Posted: August 1st, 2013 5:58 PM

Is it fair that you choose a tag that sounds similiar to name of the frequent Wednesday Journal columinst, Stan West? It's not facebook verified so I guess this was a deliberate but weak attempt at satire. Turned out to be just a big fail. Mr. West offered many thoughtful insights and I enjoyed reading his columns. The nonsense you posted was meanspirited. Shameful.

Stan East  

Posted: August 1st, 2013 5:10 PM

Why in this town is everyone so concerned with racial equality. Certain people within every race will always be equal but until black fix their family, get off the drugs, black men stop being such thugs, they stay off the booze and drugs, they stop killing each other and they realize that if they would just get a job and education everything would be fine. I think productive black people will always be welcome but to me it seems they try and blame everything on race which is becomming a joke

Uncommon Sense  

Posted: July 24th, 2013 3:52 PM

I love for someone to seriously define exactly what they mean by racial equity, income inequality, and social justice. Is it a numerical measurement? What does success look like? I keep hearing these terms, but when I ask for some specifics all you get is some flowerly language with no concrete results to be measured. Can there ever be true equality? Someone will always have an advantage over another.

OP Transplant  

Posted: July 24th, 2013 3:20 PM

I look forward to the metrics that measure the development of racial consciousness. I'd like to propose that the "isoye" be used as the unit of measure. (As in, "That Alexian Brothers assembly really backfired on us. OPRF's racial consciousness just dropped 1.7 isoyes!")

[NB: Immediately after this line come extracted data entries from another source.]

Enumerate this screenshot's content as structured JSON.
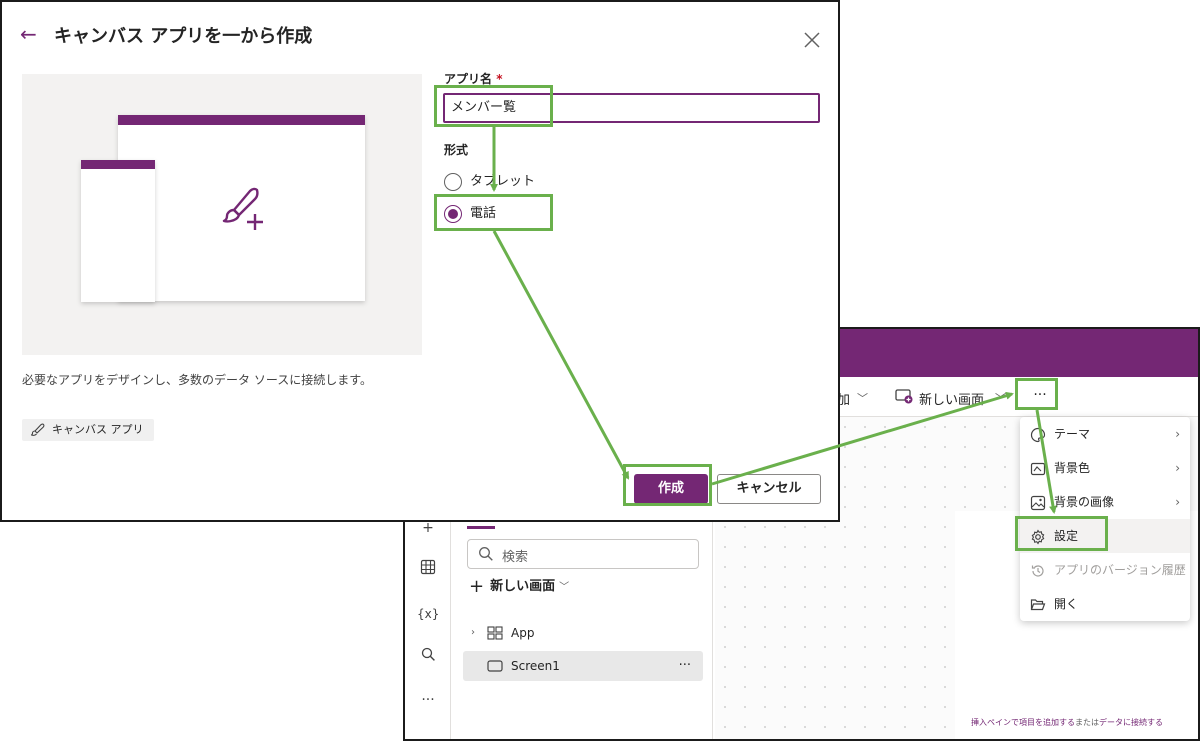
{
  "dialog": {
    "title": "キャンバス アプリを一から作成",
    "description": "必要なアプリをデザインし、多数のデータ ソースに接続します。",
    "tag_label": "キャンバス アプリ",
    "app_name_label": "アプリ名",
    "required_mark": "*",
    "app_name_value": "メンバー覧",
    "format_label": "形式",
    "format_options": [
      {
        "label": "タブレット",
        "selected": false
      },
      {
        "label": "電話",
        "selected": true
      }
    ],
    "create_label": "作成",
    "cancel_label": "キャンセル"
  },
  "studio": {
    "command_bar": {
      "insert_label_partial": "加",
      "new_screen_label": "新しい画面",
      "more_label": "···"
    },
    "tree": {
      "search_placeholder": "検索",
      "new_screen_label": "新しい画面",
      "items": [
        {
          "label": "App",
          "icon": "app-icon"
        },
        {
          "label": "Screen1",
          "icon": "screen-icon",
          "selected": true,
          "more": "···"
        }
      ]
    },
    "left_rail_icons": [
      "add-icon",
      "table-icon",
      "variables-icon",
      "search-icon",
      "more-icon"
    ],
    "rail_variables_text": "{x}",
    "rail_more_text": "···",
    "canvas_hint_parts": [
      "挿入ペインで項目を追加する",
      "または",
      "データに接続する"
    ],
    "menu": [
      {
        "label": "テーマ",
        "icon": "theme-icon",
        "submenu": true
      },
      {
        "label": "背景色",
        "icon": "background-color-icon",
        "submenu": true
      },
      {
        "label": "背景の画像",
        "icon": "background-image-icon",
        "submenu": true
      },
      {
        "label": "設定",
        "icon": "gear-icon",
        "submenu": false
      },
      {
        "label": "アプリのバージョン履歴",
        "icon": "history-icon",
        "submenu": false,
        "disabled": true
      },
      {
        "label": "開く",
        "icon": "folder-icon",
        "submenu": false
      }
    ]
  },
  "colors": {
    "brand_purple": "#742774",
    "annotation_green": "#6ab04c"
  }
}
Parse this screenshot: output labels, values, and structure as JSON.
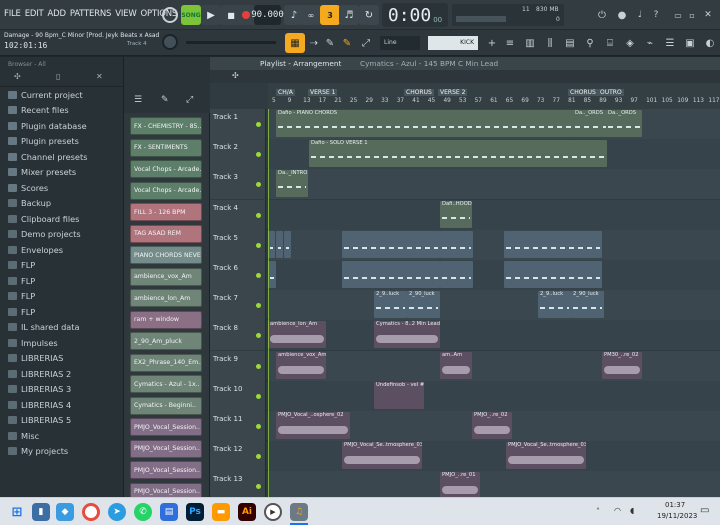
{
  "menu": [
    "FILE",
    "EDIT",
    "ADD",
    "PATTERNS",
    "VIEW",
    "OPTIONS",
    "TOOLS",
    "HELP"
  ],
  "transport": {
    "mode_label": "SONG",
    "tempo": "90.000",
    "time_main": "0:00",
    "time_sub": "00",
    "time_unit": "M:S:CS",
    "cpu_mb": "830 MB",
    "poly": "0",
    "cpu": "11"
  },
  "hint": {
    "line1": "Damage - 90 Bpm_C Minor [Prod. Jeyk Beats x Asad",
    "line2": "102:01:16",
    "track_hint": "Track 4"
  },
  "toolbar2": {
    "snap": "Line",
    "pattern": "KICK"
  },
  "browser": {
    "title": "Browser - All",
    "items": [
      {
        "label": "Current project",
        "icon": "project-icon"
      },
      {
        "label": "Recent files",
        "icon": "recent-icon"
      },
      {
        "label": "Plugin database",
        "icon": "plugin-db-icon"
      },
      {
        "label": "Plugin presets",
        "icon": "plugin-presets-icon"
      },
      {
        "label": "Channel presets",
        "icon": "channel-presets-icon"
      },
      {
        "label": "Mixer presets",
        "icon": "mixer-presets-icon"
      },
      {
        "label": "Scores",
        "icon": "scores-icon"
      },
      {
        "label": "Backup",
        "icon": "folder-icon"
      },
      {
        "label": "Clipboard files",
        "icon": "folder-icon"
      },
      {
        "label": "Demo projects",
        "icon": "folder-icon"
      },
      {
        "label": "Envelopes",
        "icon": "folder-icon"
      },
      {
        "label": "FLP",
        "icon": "folder-icon"
      },
      {
        "label": "FLP",
        "icon": "folder-icon"
      },
      {
        "label": "FLP",
        "icon": "folder-icon"
      },
      {
        "label": "FLP",
        "icon": "folder-icon"
      },
      {
        "label": "IL shared data",
        "icon": "folder-icon"
      },
      {
        "label": "Impulses",
        "icon": "folder-icon"
      },
      {
        "label": "LIBRERIAS",
        "icon": "folder-icon"
      },
      {
        "label": "LIBRERIAS 2",
        "icon": "folder-icon"
      },
      {
        "label": "LIBRERIAS 3",
        "icon": "folder-icon"
      },
      {
        "label": "LIBRERIAS 4",
        "icon": "folder-icon"
      },
      {
        "label": "LIBRERIAS 5",
        "icon": "folder-icon"
      },
      {
        "label": "Misc",
        "icon": "folder-icon"
      },
      {
        "label": "My projects",
        "icon": "folder-icon"
      }
    ]
  },
  "rack": {
    "channels": [
      {
        "label": "FX - CHEMISTRY - 85..",
        "color": "#5d7f6a"
      },
      {
        "label": "FX - SENTIMENTS",
        "color": "#5d7f6a"
      },
      {
        "label": "Vocal Chops - Arcade..",
        "color": "#5d7f6a"
      },
      {
        "label": "Vocal Chops - Arcade..",
        "color": "#5d7f6a"
      },
      {
        "label": "FILL 3 - 126 BPM",
        "color": "#b0747d"
      },
      {
        "label": "TAG ASAD REM",
        "color": "#b0747d"
      },
      {
        "label": "PIANO CHORDS NEVER..",
        "color": "#748c8a"
      },
      {
        "label": "ambience_vox_Am",
        "color": "#6f8577"
      },
      {
        "label": "ambience_lon_Am",
        "color": "#6f8577"
      },
      {
        "label": "ram + window",
        "color": "#8a6f85"
      },
      {
        "label": "2_90_Am_pluck",
        "color": "#6f8577"
      },
      {
        "label": "EX2_Phrase_140_Em..",
        "color": "#6f8577"
      },
      {
        "label": "Cymatics - Azul - 1x..",
        "color": "#6f8577"
      },
      {
        "label": "Cymatics - Beginni..",
        "color": "#6f8577"
      },
      {
        "label": "PMJO_Vocal_Session..",
        "color": "#836e87"
      },
      {
        "label": "PMJO_Vocal_Session..",
        "color": "#836e87"
      },
      {
        "label": "PMJO_Vocal_Session..",
        "color": "#836e87"
      },
      {
        "label": "PMJO_Vocal_Session..",
        "color": "#836e87"
      }
    ]
  },
  "playlist": {
    "title": "Playlist - Arrangement",
    "pattern": "Cymatics - Azul - 145 BPM C Min Lead",
    "bars": [
      "5",
      "9",
      "13",
      "17",
      "21",
      "25",
      "29",
      "33",
      "37",
      "41",
      "45",
      "49",
      "53",
      "57",
      "61",
      "65",
      "69",
      "73",
      "77",
      "81",
      "85",
      "89",
      "93",
      "97",
      "101",
      "105",
      "109",
      "113",
      "117"
    ],
    "markers": [
      "CH/A",
      "VERSE 1",
      "CHORUS",
      "VERSE 2",
      "CHORUS",
      "OUTRO"
    ],
    "tracks": [
      "Track 1",
      "Track 2",
      "Track 3",
      "Track 4",
      "Track 5",
      "Track 6",
      "Track 7",
      "Track 8",
      "Track 9",
      "Track 10",
      "Track 11",
      "Track 12",
      "Track 13"
    ],
    "clip_labels": {
      "t1a": "Dafio - PIANO CHORDS",
      "t1b": "Da.._ORDS",
      "t1c": "Da.._ORDS",
      "t2a": "Dafio - SOLO VERSE 1",
      "t3a": "Da.._INTRO",
      "t4a": "Dafi..HOOD",
      "t7a": "2_9..luck",
      "t7b": "2_90_luck",
      "t7c": "2_9..luck",
      "t7d": "2_90_luck",
      "t8a": "ambience_lon_Am",
      "t8b": "Cymatics - 8..2 Min Lead",
      "t9a": "ambience_vox_Am",
      "t9b": "am..Am",
      "t9c": "PM30_..re_02",
      "t10a": "Undefinsob - vel #2",
      "t11a": "PMJO_Vocal_..osphere_02",
      "t11b": "PMJO_..re_02",
      "t12a": "PMJO_Vocal_Se..tmosphere_03",
      "t12b": "PMJO_Vocal_Se..tmosphere_03",
      "t13a": "PMJO_..re_01"
    }
  },
  "taskbar": {
    "time": "01:37",
    "date": "19/11/2023"
  },
  "colors": {
    "accent": "#f4a91f",
    "green_led": "#9adb3a",
    "clip_green": "#566b5c",
    "clip_audio": "#5c4f61",
    "clip_pattern": "#4f6372"
  }
}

Posted: July 24th, 2013 1:58 PM

Agreed. There should be a clear set of corresponding strategies to meet these goals as well as quantifiable metrics so we can measure how effective they were in achieving these goals.

OP Transplant  

Posted: July 24th, 2013 12:19 PM

That's a pretty subjective set of goals! "Developing racial consciousness"? Seriously? Is there any measurable way to develop consciousness? This as a zero-accountability dog-and-pony show designed to make the HS administration appear to be working on a problem they have very little power over in the first place. An embarrassing thing for professional educators to attach their name to.


Posted: July 24th, 2013 11:52 AM

"Student-centered decisions" cannot be the only component of an effective Finance goal. That is an expensive way to manage finances. Shouldn't their goal be "make student-centered decisions relating to facilities and finances that also result in reduced expenditures by X% and meaningful <fill-in> process improvements"? These goals seems to be written irrespective of any financial boundaries.